TOP: Nella regione, il XXI secolo è iniziato con un'ondata di governi progressisti che hanno riorientato il corso dell'America Latina. Tuttavia, questa dinamica ha iniziato a bloccarsi dopo il trionfo di Mauricio Macri in Argentina nel 2015, che ha portato molti a prevedere la fine del progressismo regionale. Così, è iniziata un'ondata di governi conservatori, ma, in controtendenza, in Paesi come Brasile, Honduras o Bolivia, il progressismo è tornato. E in altri, come Messico e Colombia, è riuscito a salire al potere per la prima volta. Come legge l'attuale tensione tra governi popolari o progressisti e governi conservatori o oligarchici?

AGL: Ciò che caratterizza il periodo storico che va da 10-15 anni fa a oggi è il lento, angosciante e contraddittorio declino di un modello di organizzazione economica e di legittimazione del capitalismo contemporaneo, nonché l'assenza di un nuovo modello solido e stabile che riprenda la crescita e la stabilità economica e la legittimazione politica. È un periodo lungo, parliamo di 20 o 30 anni, all'interno del quale si trova quello che chiamiamo "tempo liminale" - quello che Gramsci chiamava "interregno" -, in cui si susseguono ondate e contro ondate di molteplici tentativi di risolvere un vicolo cieco.

L'America Latina - e ora il mondo, perché l'America Latina ha anticipato quello che poi è successo ovunque - ha vissuto un'intensa e profonda ondata progressista. Tuttavia, questa ondata non è riuscita a consolidarsi ed è stata seguita da una contro-ondata conservatrice e regressiva, seguita da una nuova ondata progressista. Probabilmente, nei prossimi cinque-dieci anni si assisterà ancora a queste nuove ondate e contro-ondate di brevi vittorie, sconfitte ed egemonie, fino a quando il mondo non ridefinirà un nuovo modello di accumulazione e legittimazione che restituisca a se stesso e all'America Latina un nuovo ciclo di stabilità per i successivi 30 anni. Finché questo non accadrà, assisteremo a questo vortice di tempo liminale. E, come dicevo, si assiste a ondate progressiste, al loro esaurimento, a controriforme conservatrici che falliscono anch'esse, e a una nuova ondata progressista... E ogni controriforma e ogni ondata progressista è diversa dall'altra. Milei è diverso da Macri, anche se ne raccoglie una parte. Alberto Fernandez, Gustavo Petro e Andres Manuel Lopez Obrador sono diversi dai referenti della prima ondata, anche se raccolgono parte della loro eredità. E credo che continueremo ad assistere a una terza ondata e a una terza contro-ondata finché a un certo punto l'ordine del mondo non sarà definito, perché questa instabilità e questa angoscia non possono essere perpetue. In definitiva, come è accaduto negli anni '30 e '80, quello a cui assistiamo è il declino ciclico di un regime di accumulazione economica (liberale tra il 1870 e il 1920, capitalista di Stato tra il 1940 e il 1980, neoliberista tra il 1980 e il 2010). Il caos generato da questa caduta storica e la lotta per stabilire un nuovo e duraturo modello di accumulazione-dominio che riprenda la crescita economica e l'adesione sociale.

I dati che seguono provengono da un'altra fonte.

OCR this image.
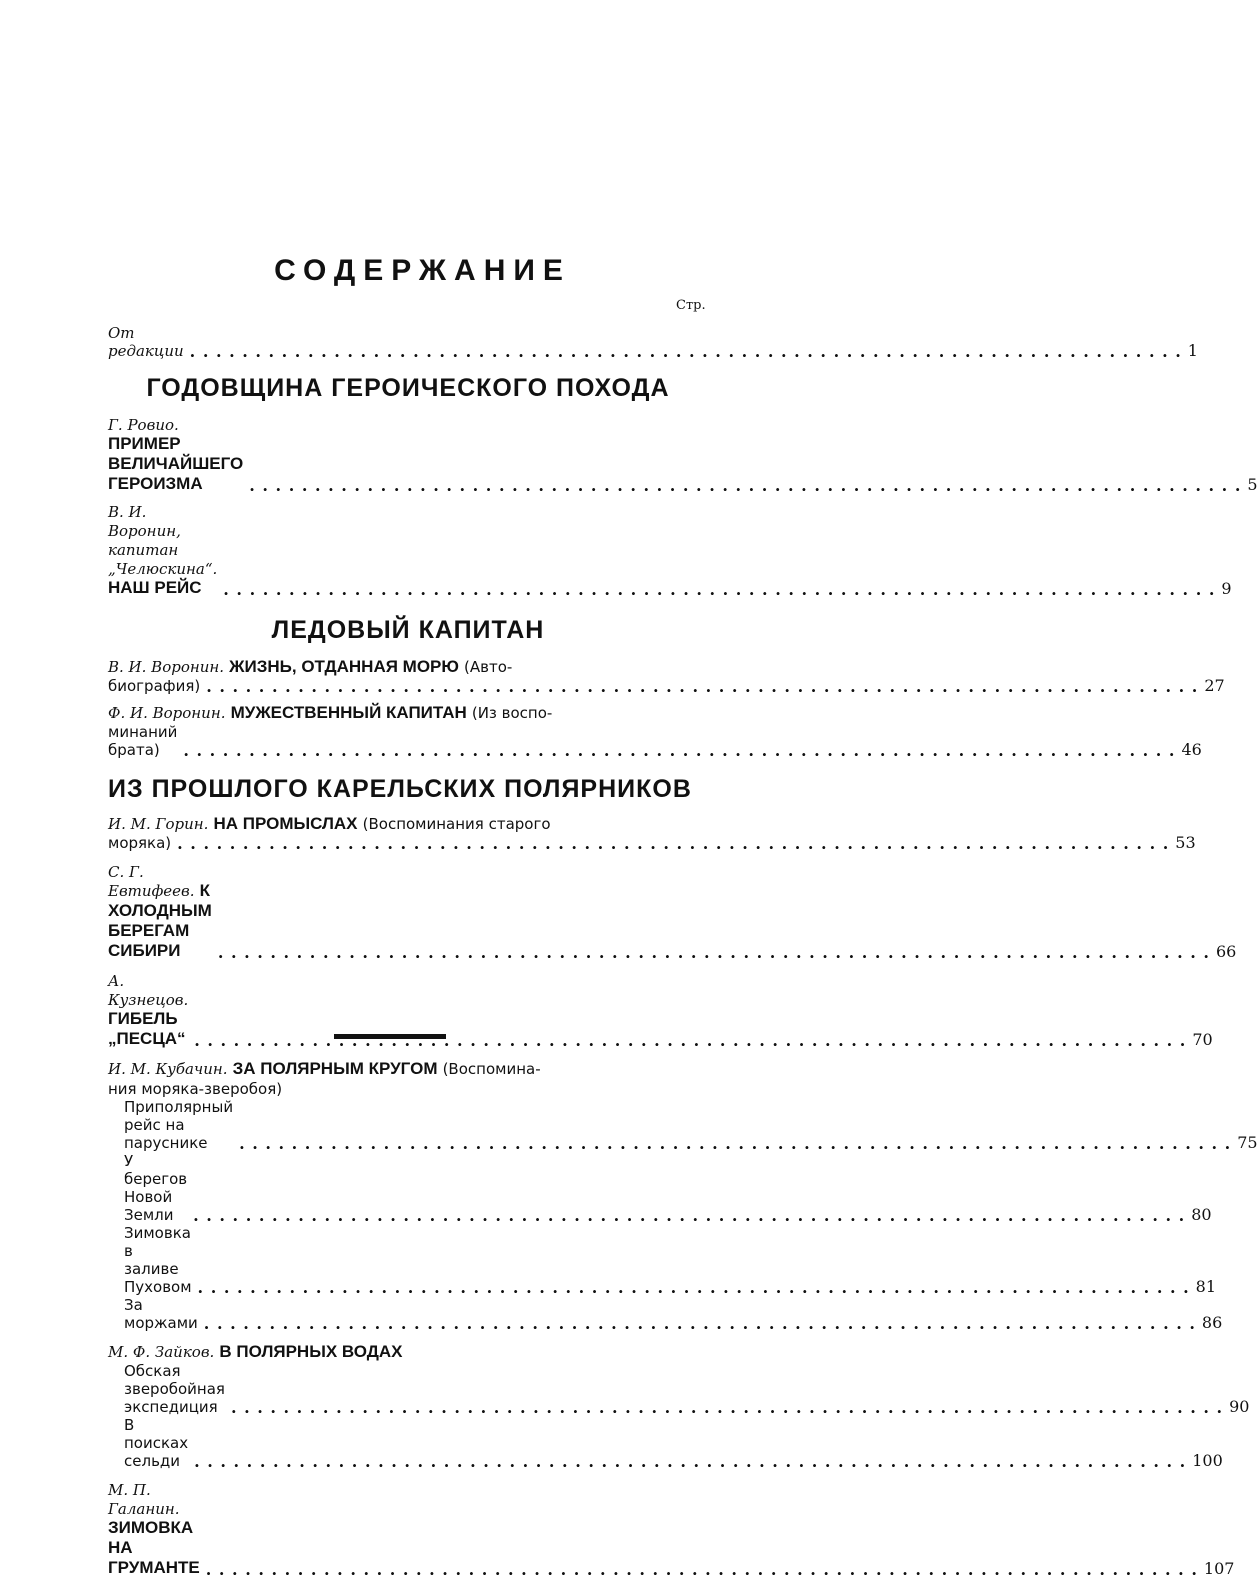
СОДЕРЖАНИЕ
Стр.
От редакции . . .	1
ГОДОВЩИНА ГЕРОИЧЕСКОГО ПОХОДА
Г. Ровио. ПРИМЕР ВЕЛИЧАЙШЕГО ГЕРОИЗМА . . .	5
В. И. Воронин, капитан „Челюскина“. НАШ РЕЙС . . .	9
ЛЕДОВЫЙ КАПИТАН
В. И. Воронин. ЖИЗНЬ, ОТДАННАЯ МОРЮ (Авто-
биография) . . .	27
Ф. И. Воронин. МУЖЕСТВЕННЫЙ КАПИТАН (Из воспо-
минаний брата) . . .	46
ИЗ ПРОШЛОГО КАРЕЛЬСКИХ ПОЛЯРНИКОВ
И. М. Горин. НА ПРОМЫСЛАХ (Воспоминания старого
моряка) . . .	53
С. Г. Евтифеев. К ХОЛОДНЫМ БЕРЕГАМ СИБИРИ . . .	66
А. Кузнецов. ГИБЕЛЬ „ПЕСЦА“ . . .	70
И. М. Кубачин. ЗА ПОЛЯРНЫМ КРУГОМ (Воспомина-
ния моряка-зверобоя)
Приполярный рейс на паруснике . . .	75
У берегов Новой Земли . . .	80
Зимовка в заливе Пуховом . . .	81
За моржами . . .	86
М. Ф. Зайков. В ПОЛЯРНЫХ ВОДАХ
Обская зверобойная экспедиция . . .	90
В поисках сельди . . .	100
М. П. Галанин. ЗИМОВКА НА ГРУМАНТЕ . . .	107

TOP: Vediamo che la destra sta nuovamente mettendo in atto pratiche che pensavamo superate, come colpi di Stato, persecuzioni politiche e tentativi di omicidio... Anche lei ha subito un colpo di Stato. Come pensa che queste pratiche continueranno a evolversi e come possiamo, da progetti popolari, opporci ad esse?

AGL: Un aspetto tipico del periodo liminale, dell'interregno, è la divergenza delle élite politiche. Quando le cose vanno bene - come fino agli anni Duemila - le élite convergono intorno a un unico modello di accumulazione e legittimazione. Poi, tutti diventano centristi. Anche le sinistre si temperano e si neoliberalizzano, anche se ci sarà sempre una sinistra radicale ma marginale, senza pubblico. Anche la destra combatte tra di sé, ma solo per sostituzioni e aggiustamenti di circostanza. Quando questa entra nel suo inevitabile declino storico, iniziano le divergenze e la destra si divide in estrema destra. L'estrema destra inizia a mangiare la destra moderata. E le sinistre più radicalizzate emergono dalla loro marginalità e insignificanza politica. Cominciano ad acquisire risonanza e pubblico. Crescono. Nell'interregno, la divergenza dei progetti politici è la norma, poiché si cercano, dissidenti gli uni dagli altri, di risolvere la crisi del vecchio ordine, in mezzo a una società scontenta che non si fida più, non crede più nei vecchi "dei", nelle vecchie ricette, nelle vecchie proposte che assicuravano la tolleranza morale verso i governanti. E allora gli estremi cominciano a rafforzarsi.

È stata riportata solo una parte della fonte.